Cette tendance contrastée dans les crimes contre les biens ne peut être dissociée du contexte plus large de l’escalade de la violence alimentée par des factions criminelles.. Comme ces groupes le font souvent recourent au vol, au cambriolage et à d’autres crimes comme moyen de financer leurs opérations et d’affirmer leur contrôle sur les territoires. Cependant, l’augmentation des vols pourrait signaler un changement dans la dynamique criminelle au sein de l’État, suggérant une transition vers des crimes moins violents à mesure que les factions s’adaptent aux pressions des forces de l’ordre.

Impact sur l'économie

La montée de la violence au Ceará a eu de lourdes répercussions sur le secteur touristique de l’État, un pilier essentiel de son économie. Des incidents violents de grande ampleur, notamment dans les zones urbaines comme Fortaleza, ont entraîné une baisse significative du taux d'occupation des hôtels, les visiteurs évitant de plus en plus la région pour des raisons de sécurité. En 2019, à la suite d’événements similaires à ceux survenus en juin de cette année, l’État du Ceará a enregistré une hausse significative baisse du taux d'occupation des hôtels, de 85% à 65%, selon l'Association brésilienne de l'industrie hôtelière du Ceará (ABIH-CE). Le faible taux d'occupation n'a pas seulement affecté les hôtels, mais a également eu des conséquences sur les restaurants, les attractions touristiques et d'autres établissements qui dépendent du flux constant de touristes.

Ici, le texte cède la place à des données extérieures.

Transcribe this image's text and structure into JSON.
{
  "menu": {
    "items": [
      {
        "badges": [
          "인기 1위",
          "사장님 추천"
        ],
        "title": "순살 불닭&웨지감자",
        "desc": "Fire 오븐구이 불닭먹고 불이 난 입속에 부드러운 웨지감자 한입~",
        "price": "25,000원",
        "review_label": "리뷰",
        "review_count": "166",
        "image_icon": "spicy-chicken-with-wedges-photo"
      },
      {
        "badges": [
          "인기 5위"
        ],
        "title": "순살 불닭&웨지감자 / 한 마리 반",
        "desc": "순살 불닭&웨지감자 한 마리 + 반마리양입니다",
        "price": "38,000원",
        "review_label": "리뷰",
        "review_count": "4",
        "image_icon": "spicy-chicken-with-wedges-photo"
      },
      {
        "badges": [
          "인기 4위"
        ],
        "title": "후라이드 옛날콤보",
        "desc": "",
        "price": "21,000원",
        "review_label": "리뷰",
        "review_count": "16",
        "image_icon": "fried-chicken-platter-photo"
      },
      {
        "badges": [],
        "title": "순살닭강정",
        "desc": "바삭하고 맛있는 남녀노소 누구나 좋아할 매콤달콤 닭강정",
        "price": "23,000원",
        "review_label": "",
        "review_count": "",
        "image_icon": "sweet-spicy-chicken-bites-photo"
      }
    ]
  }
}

De plus, les répercussions économiques s'étendent au-delà du tourisme, influençant divers secteurs tels que le commerce de détail et les services. L’augmentation des taux de criminalité entraîne des préoccupations accrues en matière de sécurité, ce qui incite les entreprises à investir davantage dans des mesures de sécurité plutôt que dans des initiatives de croissance. Ce changement d’orientation peut freiner le développement économique et décourager les nouveaux investissements. De plus, le sentiment d’insécurité peut entraîner une baisse de la valeur des biens immobiliers, ce qui fragilise encore davantage les économies locales et limite les opportunités pour les résidents.

Malgré ces défis, Il existe au Ceará des secteurs économiques qui présentent un potentiel de croissance même en période d'adversité. Le secteur des énergies renouvelables, notamment l'énergie éolienne et solaire, présente d'importantes opportunités de développement et de création d'emplois.En encourageant les investissements dans les industries durables, l’État peut favoriser la résilience et la stabilité économiques, ce qui peut, à son tour, contribuer à réduire la violence. les projets industriels doivent être planifiés avec soin et doivent être précédés d'une étude approfondie du paysage criminel.